Average scores across all evaluation categories for different naming conditions

For each evaluation category (Iconography, Association, Atmosphere, Emotion), the average score is calculated by:

Collecting all individual scores for that category from the evaluation data
Summing all the scores together
Dividing the total by the number of evaluations to get the average
This process is repeated for each of the three evaluation conditions:
- First Iteration: Judge Model (O3) know the true exact model names
- Random Names: Judge Model (O3) see the model names like: Model_1, Model_2 etc.
- Mixed Names: Judge Model (O3) see mismatched and randomzed model names like sees the generated metadata of GPT 4.1s as Gemini etc.

Evaluation of Judge Model Behavior in Scoring Metadata

Even without labels, human annotations received lower average scores than AI outputs. Analysis of sample outputs reveals several reasons:

Structural Completeness Bias
- AI outputs always fill every category (Iconography, Association, Atmosphere, Emotion).
- Human outputs often leave fields blank (especially Atmosphere/Emotion), which the judge interprets as lower quality.
Verbosity and Detail
- AI systematically expands metadata into long, exhaustive lists: motifs, objects, stylistic elements, concepts.
- Human annotations are more selective and concise, focusing on core motifs.
- o3 appears calibrated to reward verbosity and taxonomic breadth.
Consistency of Schema
- AI outputs follow a rigid schema that aligns with the judge’s expectations.
- Human annotations show greater variation (sometimes mixing interpretation, sometimes unusual categories like Bibel).
- This inconsistency is penalized.
Interpretive vs.
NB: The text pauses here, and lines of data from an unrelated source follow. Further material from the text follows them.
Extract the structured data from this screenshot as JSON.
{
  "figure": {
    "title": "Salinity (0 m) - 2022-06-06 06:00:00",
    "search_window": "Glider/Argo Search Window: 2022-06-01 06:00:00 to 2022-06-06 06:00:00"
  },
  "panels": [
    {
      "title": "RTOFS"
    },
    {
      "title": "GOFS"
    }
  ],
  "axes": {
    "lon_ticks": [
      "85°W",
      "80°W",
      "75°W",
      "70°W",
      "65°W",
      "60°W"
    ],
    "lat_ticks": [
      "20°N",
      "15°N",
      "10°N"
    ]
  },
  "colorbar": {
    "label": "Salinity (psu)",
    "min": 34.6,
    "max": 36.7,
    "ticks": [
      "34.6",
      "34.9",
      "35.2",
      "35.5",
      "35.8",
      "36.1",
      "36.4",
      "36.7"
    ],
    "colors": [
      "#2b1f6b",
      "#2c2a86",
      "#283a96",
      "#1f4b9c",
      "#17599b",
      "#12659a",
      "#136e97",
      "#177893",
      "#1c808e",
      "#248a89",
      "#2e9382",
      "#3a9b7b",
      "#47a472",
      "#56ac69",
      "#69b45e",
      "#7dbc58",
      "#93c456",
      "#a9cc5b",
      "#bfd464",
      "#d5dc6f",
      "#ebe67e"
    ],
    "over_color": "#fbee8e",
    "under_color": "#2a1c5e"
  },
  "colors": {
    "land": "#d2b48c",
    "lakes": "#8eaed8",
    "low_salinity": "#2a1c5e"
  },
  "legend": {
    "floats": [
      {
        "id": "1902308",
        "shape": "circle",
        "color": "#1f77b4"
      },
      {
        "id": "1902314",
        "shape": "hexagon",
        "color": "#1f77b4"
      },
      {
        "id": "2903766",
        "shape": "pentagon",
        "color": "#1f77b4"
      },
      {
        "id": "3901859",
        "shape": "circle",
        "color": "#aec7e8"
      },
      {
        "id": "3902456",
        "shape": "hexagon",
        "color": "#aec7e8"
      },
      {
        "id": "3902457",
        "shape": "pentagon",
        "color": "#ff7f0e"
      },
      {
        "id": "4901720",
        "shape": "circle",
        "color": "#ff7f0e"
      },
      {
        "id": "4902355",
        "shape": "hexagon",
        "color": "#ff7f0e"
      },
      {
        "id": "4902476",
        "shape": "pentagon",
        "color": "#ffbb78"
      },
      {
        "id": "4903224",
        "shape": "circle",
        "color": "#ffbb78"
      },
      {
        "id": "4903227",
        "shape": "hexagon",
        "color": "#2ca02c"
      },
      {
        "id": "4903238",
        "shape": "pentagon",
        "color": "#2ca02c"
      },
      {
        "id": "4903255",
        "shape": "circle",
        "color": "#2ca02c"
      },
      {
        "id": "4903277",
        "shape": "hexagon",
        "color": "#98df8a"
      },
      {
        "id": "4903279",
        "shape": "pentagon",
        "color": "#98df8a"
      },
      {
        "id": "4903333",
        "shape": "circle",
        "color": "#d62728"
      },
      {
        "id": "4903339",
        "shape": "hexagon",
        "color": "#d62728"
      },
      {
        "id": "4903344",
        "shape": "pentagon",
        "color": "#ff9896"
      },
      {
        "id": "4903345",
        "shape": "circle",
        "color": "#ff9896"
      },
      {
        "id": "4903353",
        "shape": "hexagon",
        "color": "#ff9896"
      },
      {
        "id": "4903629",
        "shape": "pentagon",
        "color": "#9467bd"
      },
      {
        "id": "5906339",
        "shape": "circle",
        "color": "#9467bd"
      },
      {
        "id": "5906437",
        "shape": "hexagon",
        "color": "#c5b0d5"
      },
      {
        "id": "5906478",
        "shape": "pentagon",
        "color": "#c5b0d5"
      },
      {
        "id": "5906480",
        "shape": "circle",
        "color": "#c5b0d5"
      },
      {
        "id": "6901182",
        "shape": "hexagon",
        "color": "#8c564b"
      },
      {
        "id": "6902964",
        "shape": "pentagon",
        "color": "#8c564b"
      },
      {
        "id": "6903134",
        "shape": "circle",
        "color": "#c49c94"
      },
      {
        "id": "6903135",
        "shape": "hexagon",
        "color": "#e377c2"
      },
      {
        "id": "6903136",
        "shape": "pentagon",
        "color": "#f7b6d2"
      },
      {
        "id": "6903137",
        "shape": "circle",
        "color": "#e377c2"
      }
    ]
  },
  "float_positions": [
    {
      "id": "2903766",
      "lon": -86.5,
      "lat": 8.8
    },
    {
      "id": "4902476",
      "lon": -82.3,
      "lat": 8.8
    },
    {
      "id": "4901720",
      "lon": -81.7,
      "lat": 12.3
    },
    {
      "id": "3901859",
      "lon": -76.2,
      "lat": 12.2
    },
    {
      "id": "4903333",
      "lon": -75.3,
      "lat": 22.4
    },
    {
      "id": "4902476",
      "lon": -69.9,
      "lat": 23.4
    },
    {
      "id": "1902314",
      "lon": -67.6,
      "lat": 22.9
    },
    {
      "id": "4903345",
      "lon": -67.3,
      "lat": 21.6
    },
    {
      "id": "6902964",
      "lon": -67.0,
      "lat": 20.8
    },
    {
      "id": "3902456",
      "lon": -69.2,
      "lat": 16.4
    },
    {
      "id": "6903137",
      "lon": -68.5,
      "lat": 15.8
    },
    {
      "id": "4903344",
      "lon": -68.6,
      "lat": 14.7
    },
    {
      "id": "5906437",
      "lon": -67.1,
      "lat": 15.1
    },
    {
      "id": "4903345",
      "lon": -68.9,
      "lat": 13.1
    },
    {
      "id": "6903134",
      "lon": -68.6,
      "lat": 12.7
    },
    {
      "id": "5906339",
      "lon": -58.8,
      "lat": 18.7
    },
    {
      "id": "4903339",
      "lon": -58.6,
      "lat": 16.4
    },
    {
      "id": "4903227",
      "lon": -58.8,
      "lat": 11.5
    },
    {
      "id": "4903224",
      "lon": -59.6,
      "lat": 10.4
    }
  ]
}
Descriptive Bias
- Humans sometimes make interpretive attributions (e.g. “Jesus Christus, Maria, Johannes” for a family prayer scene).
- AI stays closer to neutral description.
- o3 rewards descriptive neutrality over interpretive subjectivity.
Atmosphere/Emotion Coverage
- AI always provides rich sets of adjectives for atmosphere/emotion.
- Human entries are minimal or missing.
- These omissions weigh heavily in the scoring.
Evaluator Alignment Effect
- As an LLM, o3 is biased toward outputs that look like LLM outputs: exhaustive, well-structured, adjective-rich.
- Human data looks stylistically different, and thus is scored lower—even when it may be more precise or historically meaningful.